“Tim Mount is a traditional artist from the UK.”
“Emma Mount was born with a pencil in her hand, and spent a lot of her childhood scribbling away furiously, her notebook came everywhere with her. Her early teens was lived in the 80′s, and she was hugely influenced by all the exotic women you started to see in pop videos like Duran Duran’s. She loved Nagel’s artwork like the Rio cover, and she also loved all the airbrushed Syd Brak women that were everywhere at that time. She used to draw all sorts, but started gravitating towards sketching from photos of fascinating women she saw in her mum’s fashion mags or her teen music mags. Her icons at the time were strong glamorous women like Debbie Harry and Kate Bush (and glam men of course like Bowie and Adam Ant). At the same time her fascination with the ‘dark side’ of life started to show itself as she discovered and grew up on Hammer Horror, the Addams Family, the Munsters, and started to build a collection of ghost/horror books that would influence her sketches.
She thinks her colourful oil portraits combine inspiration both from the influences of her youth, and from her many years working as a designer for a major cosmetics company in London. She has had a lifelong love of fashion, glamour, kitsch, pin-ups as well as all things ghoulish.
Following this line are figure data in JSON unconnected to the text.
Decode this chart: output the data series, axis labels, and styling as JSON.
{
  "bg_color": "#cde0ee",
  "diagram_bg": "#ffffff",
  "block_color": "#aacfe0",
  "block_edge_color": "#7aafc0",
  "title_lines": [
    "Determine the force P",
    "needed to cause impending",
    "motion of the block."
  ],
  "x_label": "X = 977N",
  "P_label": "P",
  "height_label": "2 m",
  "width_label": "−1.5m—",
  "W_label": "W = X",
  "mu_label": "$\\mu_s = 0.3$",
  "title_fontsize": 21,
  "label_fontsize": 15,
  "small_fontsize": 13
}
Having worked as a designer she is very much caught up in the excitement of creation, and she loves the endless creative possibilities that come from painting, and making a canvas come to life.
She tries to paint subjects who are a little provocative, or challenging, or cheeky or unconventional. She likes the painting to have some ‘life’ or attitude about it. Its great to look to the burlesque world and challenge the conventional idea of what is beautiful, as a woman Emma is bored of body image and ideas of beauty fed to us in the media. She likes that these girls have an interesting mix of nostalgia (in their costumes), as well as being totally modern women, they are not afraid to be who they want, a fantasy even. She likes to make a tribute to them in some way, immortalise them in that moment, celebrating who they are and what they love to do – by doing what she loves to do. And the same goes for her series of film icons, its total nostalgia on her part, and again, a need to make some kind of tribute to those who have influenced her.”